Rational solutions to $a+b+c=abc=6$

Question

The following appeared in the problems section of the March 2015 issue of the American Mathematical Monthly.

Show that there are infinitely many rational triples $(a, b, c)$ such that $a + b + c = abc = 6$.

For example, here are two solutions $(1,2,3)$ and $(25/21,54/35,49/15)$.

The deadline for submitting solutions was July 31 2015, so it is now safe to ask: is there a simple solution? One that doesn't involve elliptic curves, for instance?

Answer 1

(Edit at the bottom.) Here is an elementary way (known to Fermat) to find an infinite number of rational points. From $a+b+c = abc = 6$, we need to solve the equation,

$$ab(6-a-b) = 6\tag1$$

Solving $(1)$ as a quadratic in $b$, its discriminant $D$ must be made a square,

$$D := a^4-12a^3+36a^2-24a = z^2$$

Using any non-zero solution $a_0$, do the transformation,

$$a=x+a_0\tag2$$

For this curve, let $a_0=2$, and we get,

$$x^4-4x^3-12x^2+8x+16$$

Assume it to be a square,

$$x^4-4x^3-12x^2+8x+16 = (px^2+qx+r)^2$$

Expand, then collect powers of $x$ to get the form,

$$p_4x^4+p_3x^3+p_2x^2+p_1x+p_0 = 0$$

where the $p_i$ are polynomials in $p,q,r$. Then solve the system of three equations $p_2 = p_1 = p_0 = 0$ using the three unknowns $p,q,r$. One ends up with,

$$105/64x^4+3/8x^3=0$$

Thus, $x =-16/35$ or,

$$a = x+a_0 = -16/35+2 = 54/35$$

and you have a new rational point,

$$a_1 = 54/35 = 6\times 3^{\color{red}2}/35$$

Use this on $(2)$ as $x = y+54/35$ and repeat the procedure. One gets,

$$a_2 = 6\times 4286835^{\color{red}2}/37065988023371$$

Again using this on $(2)$, we eventually have,

$$\small {a_3 = 6\times 11838631447160215184123872719289314446636565357654770746958595}^{\color{red}2} /d\quad$$

where the denominator $d$ is a large integer too tedious to write.

Conclusion: Starting with a "seed" solution, just a few iterations of this procedure has yielded $a_i$ with a similar form $6n^{\color{red}2}/d$ that grow rapidly in "height". Heuristically, it then suggests an infinite sequence of distinct rational $a_i$ that grow in height with each iteration.

$\color{blue}{Edit}$: Courtesy of Aretino's remark below, then another piece of the puzzle was found.

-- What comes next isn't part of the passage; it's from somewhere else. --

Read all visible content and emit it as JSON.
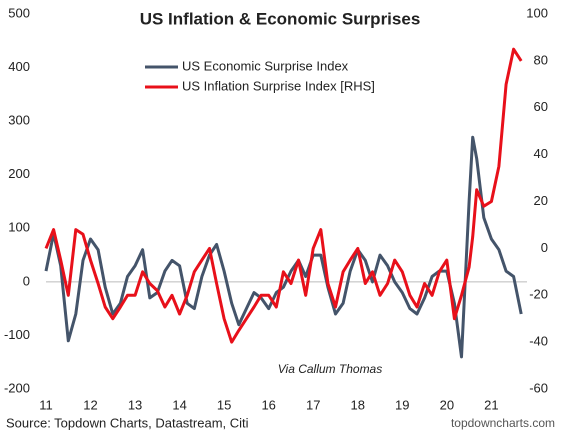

We can translate his recursion into an identity. If,

$$a^4-12a^3+36a^2-24a = z^2$$

then subsequent ones are,

$$v^4-12v^3+36v^2-24v = \left(\frac{12\,e\,g\,(e^2+3f^2)}{(e^2-f^2)^2}\right)^2$$

where,

$$\begin{aligned} v &=\frac{-6g^2}{e^2-f^2}\\ \text{and,}\\ e &=\frac{a^3-3a^2+3}{3a}\\ f &=\frac{a^3-6a^2+9a-6}{z}\\ g &=\frac{a^3-6a^2+12a-6}{z} \end{aligned}$$

Starting with $a_0=2$, this leads to $v_1 = 6\times 3^2/35$, then $v_2 = 6\times 4286835^2/37065988023371$, ad infinitum. Thus, this is an elementary demonstration that there an infinite sequence of rational $a_i = v_i$ without appealing to elliptic curves.

Answer 2

More generally, suppose for some $S,P$ we're given a rational solution $(a_0,b_0,c_0)$ of the Diophantine equation $$ E = E_{S,P}: \quad a+b+c = S, \ \ abc = P. $$ Then, as long as $a,b,c$ are pairwise distinct, we can obtain a new solution $(a_1,b_1,c_1)$ by applying the transformation $$ T\bigl((a,b,c)\bigr) = \left( -\frac{a(b-c)^2}{(a-b)(a-c)} \, , -\frac{b(c-a)^2}{(b-c)(b-a)} \, , -\frac{c(a-b)^2}{(c-a)(c-b)} \right). $$ Indeed, it is easy to see that the coordinates of $T(a,b,c)$ multiply to $abc$; that they also sum to $a+b+c$ takes only a bit of algebra. (This transformation was obtained by regarding $abc=P$ as a cubic curve in the plane $a+b+c=S$, finding the tangent at $(a_0,b_0,c_0)$, and computing its third point of intersection with $abc=P$; see picture and further comments below.) We can then repeat the procedure, computing $$ (a_2,b_2,c_2) = T\bigl((a_1,b_1,c_1)\bigr), \quad (a_3,b_3,c_3) = T\bigl((a_2,b_2,c_2)\bigr), $$ etc., as long as each $a_i,b_i,c_i$ are again pairwise distinct. In our case $S=P=6$ and we start from $(a_0,b_0,c_0) = (1,2,3)$, finding $(a_1,b_1,c_1) = (-1/2, 8, -3/2)$, $(a_2,b_2,c_2) = (-361/68, -32/323, 867/76)$, $$ (a_3,b_3,c_3) = \left( \frac{79790995729}{9885577384}\, ,\ -\frac{4927155328}{32322537971}\, ,\ -\frac{9280614987}{24403407416}\, \right), $$ "etcetera".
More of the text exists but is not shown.